We acknowledge the inherent limitations in this cancer registry dataset. Firstly, owing to the data availability, we could not collect other important information from the SEER program, such as surgical margins, income, premenopausal endogenous level hormones, breastfeeding, and susceptibility genetic factors, it is hard to adjust all potential bias in the current study.(20, 28–30, 43, 44) Secondly, although our study demonstrated the survival advantage in whites, it may be due to the receipt of adjuvant chemotherapy and radiation therapy after surgery. However, cancer registries do not systematically collect treatment regimens after surgery. In our study, we found the rates of radiotherapy were received similar in those three races. Moreover, the blacks with the worst survival even received the highest rate of adjuvant chemotherapy than other races. Despite the above limitations, our study included substantial samples, which could offer a deep insight into the racial disparities of breast cancer. Moreover, we have cumulative survival disparities using Fine-Gray regression models in the pairwise IPW adjusted dataset.
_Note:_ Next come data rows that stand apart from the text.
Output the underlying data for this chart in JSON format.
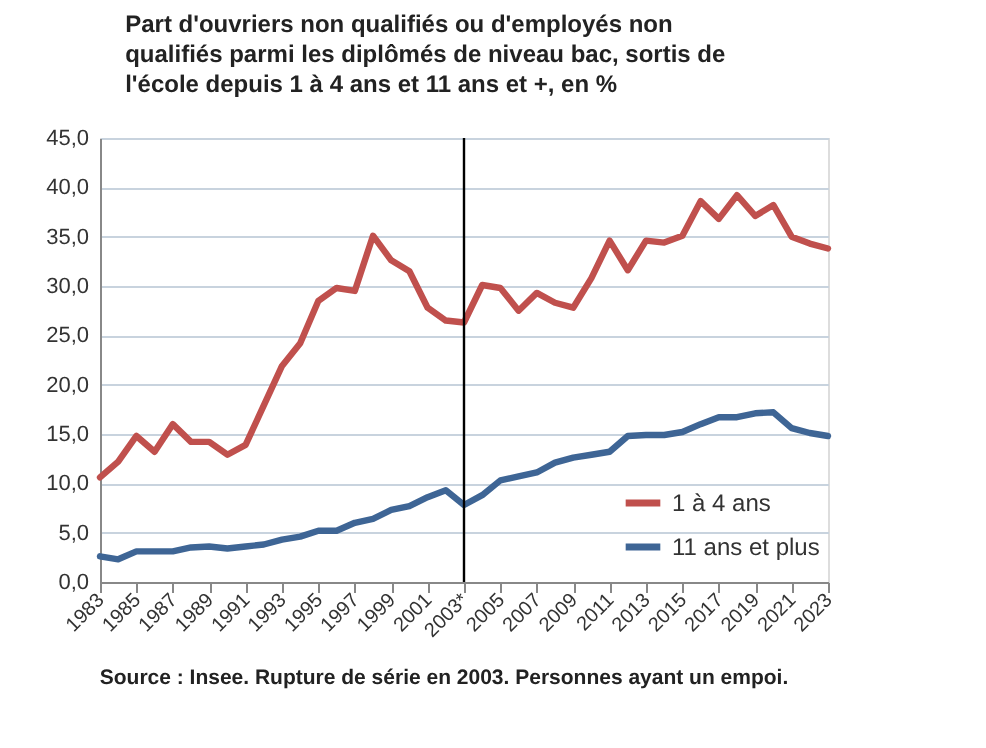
{
  "chart_data": {
    "type": "line",
    "title": [
      "Part d'ouvriers non qualifiés ou d'employés non",
      "qualifiés parmi les diplômés de niveau bac, sortis de",
      "l'école depuis 1 à 4 ans et 11 ans et +, en %"
    ],
    "x": [
      1983,
      1984,
      1985,
      1986,
      1987,
      1988,
      1989,
      1990,
      1991,
      1992,
      1993,
      1994,
      1995,
      1996,
      1997,
      1998,
      1999,
      2000,
      2001,
      2002,
      2003,
      2004,
      2005,
      2006,
      2007,
      2008,
      2009,
      2010,
      2011,
      2012,
      2013,
      2014,
      2015,
      2016,
      2017,
      2018,
      2019,
      2020,
      2021,
      2022,
      2023
    ],
    "series": [
      {
        "name": "1 à 4 ans",
        "color": "#c0504d",
        "values": [
          10.6,
          12.2,
          14.8,
          13.2,
          16.0,
          14.2,
          14.2,
          12.9,
          13.9,
          17.9,
          21.9,
          24.2,
          28.5,
          29.8,
          29.5,
          35.1,
          32.6,
          31.5,
          27.8,
          26.5,
          26.3,
          30.1,
          29.8,
          27.5,
          29.3,
          28.3,
          27.8,
          30.8,
          34.6,
          31.6,
          34.6,
          34.4,
          35.1,
          38.6,
          36.8,
          39.2,
          37.1,
          38.2,
          35.0,
          34.3,
          33.8
        ]
      },
      {
        "name": "11 ans et plus",
        "color": "#3e6595",
        "values": [
          2.6,
          2.3,
          3.1,
          3.1,
          3.1,
          3.5,
          3.6,
          3.4,
          3.6,
          3.8,
          4.3,
          4.6,
          5.2,
          5.2,
          6.0,
          6.4,
          7.3,
          7.7,
          8.6,
          9.3,
          7.8,
          8.8,
          10.3,
          10.7,
          11.1,
          12.1,
          12.6,
          12.9,
          13.2,
          14.8,
          14.9,
          14.9,
          15.2,
          16.0,
          16.7,
          16.7,
          17.1,
          17.2,
          15.6,
          15.1,
          14.8
        ]
      }
    ],
    "xlim": [
      1983,
      2023
    ],
    "xticks": [
      1983,
      1985,
      1987,
      1989,
      1991,
      1993,
      1995,
      1997,
      1999,
      2001,
      {
        "value": 2003,
        "label": "2003*"
      },
      2005,
      2007,
      2009,
      2011,
      2013,
      2015,
      2017,
      2019,
      2021,
      2023
    ],
    "ylim": [
      0,
      45
    ],
    "yticks": [
      {
        "value": 0,
        "label": "0,0"
      },
      {
        "value": 5,
        "label": "5,0"
      },
      {
        "value": 10,
        "label": "10,0"
      },
      {
        "value": 15,
        "label": "15,0"
      },
      {
        "value": 20,
        "label": "20,0"
      },
      {
        "value": 25,
        "label": "25,0"
      },
      {
        "value": 30,
        "label": "30,0"
      },
      {
        "value": 35,
        "label": "35,0"
      },
      {
        "value": 40,
        "label": "40,0"
      },
      {
        "value": 45,
        "label": "45,0"
      }
    ],
    "ref_lines": [
      {
        "axis": "x",
        "value": 2003,
        "color": "#000000"
      }
    ],
    "annotations": [
      "Source : Insee. Rupture de série en 2003. Personnes ayant un empoi."
    ],
    "grid": "y",
    "legend": "bottom right",
    "line_style": "solid",
    "marker": "none"
  }
}
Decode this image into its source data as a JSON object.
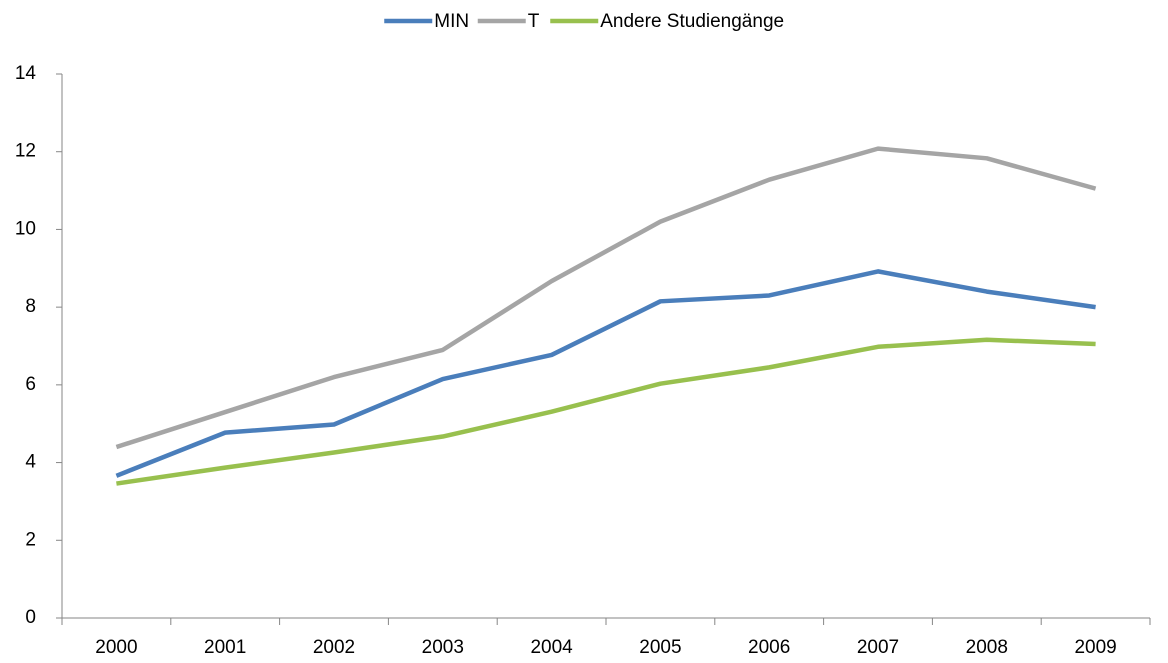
{
  "chart_data": {
    "type": "line",
    "categories": [
      "2000",
      "2001",
      "2002",
      "2003",
      "2004",
      "2005",
      "2006",
      "2007",
      "2008",
      "2009"
    ],
    "series": [
      {
        "name": "MIN",
        "color": "#4a7ebb",
        "values": [
          3.66,
          4.77,
          4.98,
          6.15,
          6.77,
          8.15,
          8.3,
          8.92,
          8.4,
          8.0
        ]
      },
      {
        "name": "T",
        "color": "#a5a5a5",
        "values": [
          4.4,
          5.3,
          6.2,
          6.9,
          8.67,
          10.2,
          11.28,
          12.08,
          11.83,
          11.05
        ]
      },
      {
        "name": "Andere Studiengänge",
        "color": "#98c04e",
        "values": [
          3.46,
          3.87,
          4.26,
          4.67,
          5.31,
          6.03,
          6.45,
          6.98,
          7.16,
          7.05
        ]
      }
    ],
    "ylim": [
      0,
      14
    ],
    "yticks": [
      0,
      2,
      4,
      6,
      8,
      10,
      12,
      14
    ],
    "grid": false,
    "legend": "top"
  }
}
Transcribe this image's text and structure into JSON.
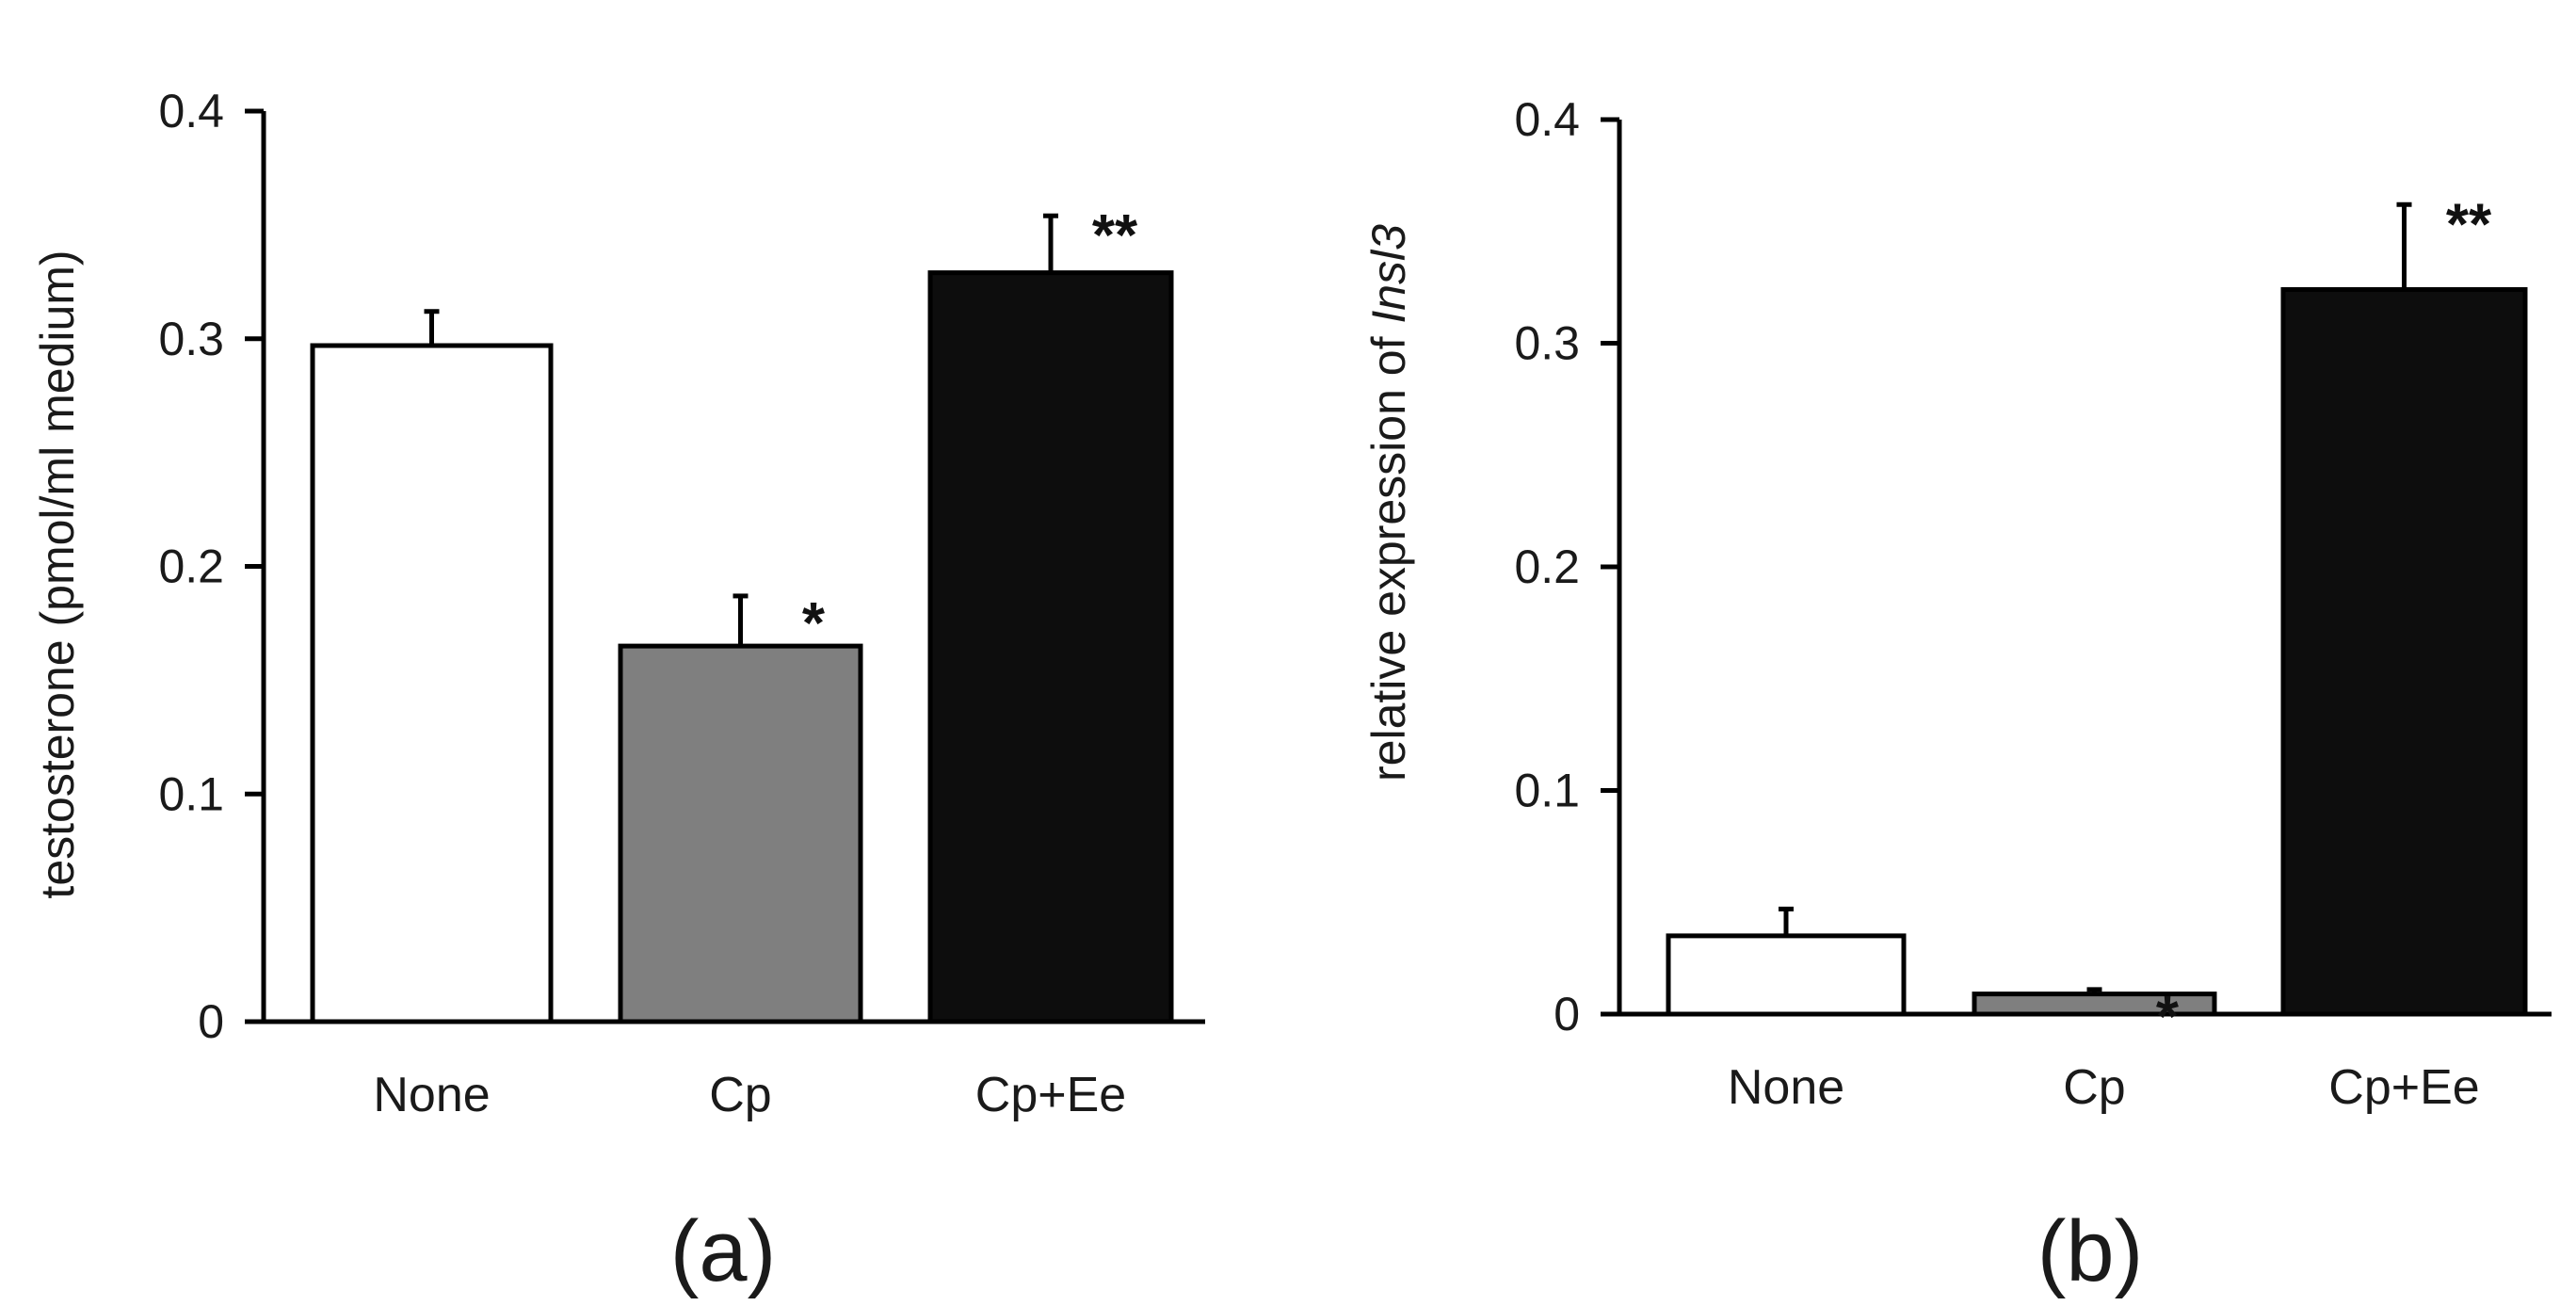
{
  "chart_data": [
    {
      "type": "bar",
      "panel": "(a)",
      "ylabel": "testosterone  (pmol/ml medium)",
      "ylim": [
        0,
        0.4
      ],
      "yticks": [
        "0",
        "0.1",
        "0.2",
        "0.3",
        "0.4"
      ],
      "categories": [
        "None",
        "Cp",
        "Cp+Ee"
      ],
      "values": [
        0.297,
        0.165,
        0.329
      ],
      "errors": [
        0.015,
        0.022,
        0.025
      ],
      "significance": [
        "",
        "*",
        "**"
      ],
      "colors": [
        "#ffffff",
        "#7f7f7f",
        "#0d0d0d"
      ]
    },
    {
      "type": "bar",
      "panel": "(b)",
      "ylabel": "relative expression of Insl3",
      "ylabel_plain": "relative expression of ",
      "ylabel_italic": "Insl3",
      "ylim": [
        0,
        0.4
      ],
      "yticks": [
        "0",
        "0.1",
        "0.2",
        "0.3",
        "0.4"
      ],
      "categories": [
        "None",
        "Cp",
        "Cp+Ee"
      ],
      "values": [
        0.035,
        0.009,
        0.324
      ],
      "errors": [
        0.012,
        0.002,
        0.038
      ],
      "significance": [
        "",
        "*",
        "**"
      ],
      "colors": [
        "#ffffff",
        "#7f7f7f",
        "#0d0d0d"
      ]
    }
  ]
}
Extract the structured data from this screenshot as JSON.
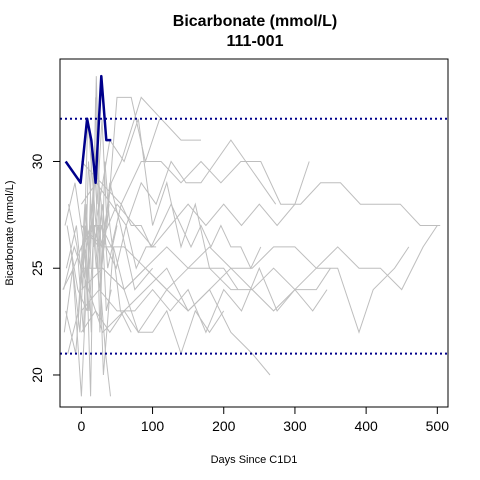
{
  "chart_data": {
    "type": "line",
    "title": "Bicarbonate (mmol/L)",
    "subtitle": "111-001",
    "xlabel": "Days Since C1D1",
    "ylabel": "Bicarbonate (mmol/L)",
    "xlim": [
      -30,
      515
    ],
    "ylim": [
      18.5,
      34.8
    ],
    "xticks": [
      0,
      100,
      200,
      300,
      400,
      500
    ],
    "yticks": [
      20,
      25,
      30
    ],
    "reference_lines": [
      {
        "y": 32,
        "color": "#00008b",
        "style": "dotted"
      },
      {
        "y": 21,
        "color": "#00008b",
        "style": "dotted"
      }
    ],
    "colors": {
      "highlight": "#00008b",
      "background": "#bebebe"
    },
    "highlight": {
      "name": "111-001",
      "x": [
        -22,
        -1,
        8,
        14,
        20,
        28,
        35,
        42
      ],
      "y": [
        30,
        29,
        32,
        31,
        29,
        34,
        31,
        31
      ]
    },
    "background_series": [
      {
        "x": [
          -25,
          -10,
          0,
          14,
          28,
          42,
          56,
          84,
          112,
          140,
          168
        ],
        "y": [
          24,
          26,
          25,
          27,
          26,
          29,
          30,
          33,
          32,
          31,
          31
        ]
      },
      {
        "x": [
          -20,
          -5,
          8,
          15,
          22,
          29,
          36,
          50,
          70,
          90,
          110
        ],
        "y": [
          27,
          24,
          23,
          31,
          28,
          32,
          27,
          33,
          33,
          30,
          32
        ]
      },
      {
        "x": [
          -22,
          -8,
          1,
          7,
          14,
          21,
          28,
          40,
          55,
          75,
          100
        ],
        "y": [
          23,
          21,
          25,
          28,
          22,
          34,
          25,
          29,
          27,
          24,
          25
        ]
      },
      {
        "x": [
          -18,
          -6,
          3,
          10,
          17,
          24,
          31,
          45,
          60,
          80,
          100,
          120
        ],
        "y": [
          28,
          26,
          22,
          30,
          26,
          27,
          20,
          26,
          24,
          22,
          23,
          24
        ]
      },
      {
        "x": [
          -24,
          -12,
          0,
          7,
          14,
          21,
          28,
          35,
          42
        ],
        "y": [
          22,
          25,
          19,
          24,
          27,
          30,
          28,
          23,
          24
        ]
      },
      {
        "x": [
          -15,
          -2,
          6,
          13,
          20,
          27,
          34,
          41
        ],
        "y": [
          26,
          22,
          27,
          19,
          33,
          24,
          21,
          19
        ]
      },
      {
        "x": [
          -21,
          -7,
          2,
          9,
          16,
          23,
          30,
          37,
          50
        ],
        "y": [
          25,
          27,
          24,
          32,
          29,
          26,
          28,
          25,
          27
        ]
      },
      {
        "x": [
          -19,
          -4,
          5,
          12,
          19,
          26,
          33,
          40,
          55,
          70
        ],
        "y": [
          21,
          23,
          28,
          25,
          31,
          22,
          30,
          27,
          23,
          22
        ]
      },
      {
        "x": [
          -26,
          -11,
          0,
          7,
          14,
          21,
          28,
          35,
          49,
          63,
          77,
          91,
          105
        ],
        "y": [
          24,
          25,
          26,
          24,
          28,
          25,
          27,
          26,
          25,
          27,
          25,
          26,
          26
        ]
      },
      {
        "x": [
          -23,
          -9,
          4,
          11,
          18,
          25,
          32,
          39
        ],
        "y": [
          27,
          29,
          26,
          23,
          27,
          24,
          26,
          28
        ]
      },
      {
        "x": [
          0,
          28,
          56,
          84,
          112,
          140,
          168,
          196,
          224,
          252,
          280,
          308,
          336,
          364,
          392,
          420,
          448,
          476,
          504
        ],
        "y": [
          30,
          29,
          28,
          30,
          30,
          29,
          30,
          29,
          30,
          30,
          28,
          28,
          29,
          29,
          28,
          28,
          28,
          27,
          27
        ]
      },
      {
        "x": [
          0,
          30,
          60,
          90,
          120,
          150,
          180,
          210,
          240,
          270,
          300,
          330,
          360,
          390,
          420,
          450,
          480,
          500
        ],
        "y": [
          27,
          26,
          26,
          25,
          26,
          25,
          26,
          25,
          25,
          26,
          26,
          25,
          26,
          25,
          25,
          24,
          26,
          27
        ]
      },
      {
        "x": [
          0,
          25,
          50,
          75,
          100,
          125,
          150,
          175,
          200,
          225,
          250,
          275,
          300,
          325,
          345
        ],
        "y": [
          23,
          24,
          23,
          23,
          24,
          23,
          24,
          22,
          24,
          23,
          25,
          23,
          24,
          23,
          24
        ]
      },
      {
        "x": [
          0,
          30,
          60,
          90,
          120,
          150,
          180,
          210,
          240,
          265
        ],
        "y": [
          25,
          22,
          23,
          24,
          25,
          23,
          24,
          22,
          21,
          20
        ]
      },
      {
        "x": [
          0,
          30,
          60,
          90,
          120,
          150,
          180,
          210,
          240,
          270,
          300,
          330,
          360,
          390,
          410,
          440,
          460
        ],
        "y": [
          25,
          25,
          24,
          25,
          24,
          25,
          25,
          24,
          24,
          25,
          24,
          25,
          25,
          22,
          24,
          25,
          26
        ]
      },
      {
        "x": [
          0,
          20,
          40,
          60,
          80,
          100,
          120,
          140,
          160,
          180,
          200,
          220
        ],
        "y": [
          26,
          27,
          31,
          30,
          32,
          27,
          29,
          26,
          28,
          25,
          25,
          24
        ]
      },
      {
        "x": [
          0,
          20,
          40,
          60,
          80,
          100,
          120,
          140,
          160,
          180,
          200
        ],
        "y": [
          22,
          23,
          22,
          23,
          22,
          22,
          23,
          21,
          23,
          22,
          23
        ]
      },
      {
        "x": [
          0,
          21,
          42,
          63,
          84,
          105,
          126,
          147,
          168,
          189,
          210,
          231,
          252,
          273
        ],
        "y": [
          28,
          29,
          28,
          27,
          29,
          28,
          30,
          29,
          29,
          30,
          31,
          30,
          29,
          28
        ]
      },
      {
        "x": [
          0,
          14,
          28,
          42,
          56,
          70,
          84,
          98,
          112,
          126,
          140,
          154,
          168,
          182,
          196,
          210,
          224,
          238,
          252
        ],
        "y": [
          26,
          27,
          27,
          26,
          28,
          27,
          27,
          26,
          27,
          28,
          27,
          26,
          27,
          26,
          27,
          26,
          26,
          25,
          26
        ]
      },
      {
        "x": [
          0,
          25,
          50,
          75,
          100,
          125,
          150,
          175,
          200,
          225,
          250,
          275,
          300,
          320
        ],
        "y": [
          27,
          26,
          28,
          27,
          26,
          27,
          28,
          27,
          28,
          27,
          28,
          27,
          28,
          30
        ]
      },
      {
        "x": [
          0,
          30,
          60,
          90,
          120,
          150,
          180,
          210,
          240,
          270,
          300,
          330,
          350
        ],
        "y": [
          24,
          25,
          24,
          25,
          24,
          23,
          24,
          25,
          24,
          23,
          24,
          24,
          25
        ]
      }
    ]
  }
}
These methods could reduce the potential cohort bias in a retrospective study, thereby providing more reliable and stable results.
To the best of our knowledge, we first based on a large individual patient-level dataset, which confirmed a comprehensive analysis of racial disparities in the incidence, BCR and survival of breast cancer after BCS. Our study revealed the increased of BCS rate in breast cancer, especially in minorities. However, after adjusting the imbalance between baseline characteristics by IPW, we found that minorities have performed worse survival than that of whites. This survival benefit may be attributed to the special genetic characteristics and socio-economic status of whites. In addition, our study points out that API breast cancer patients after BCS had the best survival in the real world. This survival benefit may be attributed to only API patients with more strict indications receiving BCS. We hypothesized that BCS should be more cautious for minorities for better survival. This significantly increased rate of BCS and worse survival in minorities should be alerted by health management departments and clinicals.